Millions Engage in Online Turing Test: Human or Not

Artificial intelligence (AI) has already proven its superiority over humans in passing those online “I am not a robot” CAPTCHA tests. But can AI pass the Turing test?

The Turing test, originally known as The Imitation Game, challenges participants to determine if they are conversing with a human or AI. In the traditional version, a human evaluator reads a text conversation between a human and an AI and must distinguish between the two.

In recent variations of the experiment, chatbots have been directly tested by having the evaluator engage in conversation with the AI. In a recent experiment conducted after the rise of large language model (LLM) chatbots like Chat GPT and Google Bard, over a million humans participated.

In this experiment, detailed in a preprint paper yet to be peer-reviewed, the researchers created an online game called “Human or Not.” Volunteers played the game and had to determine if they were interacting with an AI or a fellow human. The game randomly assigned them either a human player or an AI.

The team developed unique backstories for the AI bots, using various chat AIs. One character, Adam, was instructed to convince other users that he was them from the future. While this may not seem like something a human would do, it added to the challenge and fun of the game.

Within the first month, the experiment received over 10 million guesses from 1.5 million users, providing a substantial dataset for analysis.

Participants in the experiment paid close attention to typos and slang, assuming that these would not come from a machine. However, the AI chatbots were programmed to simulate these linguistic features. When humans tried to prove their humanity, they often used more slang, typos, and answered personal and emotional questions.
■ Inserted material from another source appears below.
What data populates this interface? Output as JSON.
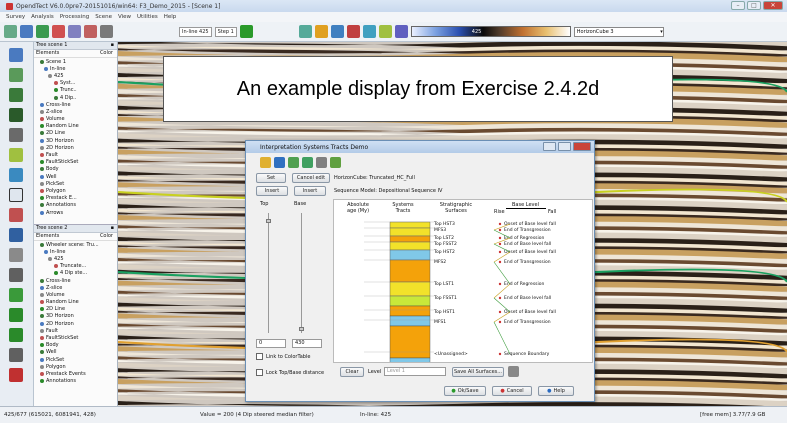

“A more distinctive approach involved using foul language, expressing controversial views, and posing questions that AI bots tend to avoid answering,” the researchers wrote. They found that the use of rude language correctly identified a human player 86.7 percent of the time.

Overall, humans correctly identified their partners’ identities in only 68 percent of the games. When playing against a chatbot, they guessed correctly 60 percent of the time, while they accurately identified a human companion 73 percent of the time.

The team acknowledges the limitations of the test, including the game’s nature potentially raising suspicions among participants and influencing their conversation strategies. Nevertheless, the experiment provided valuable insights into the strategies humans employ to distinguish between humans and machines.

The paper is available on the preprint server arXiv.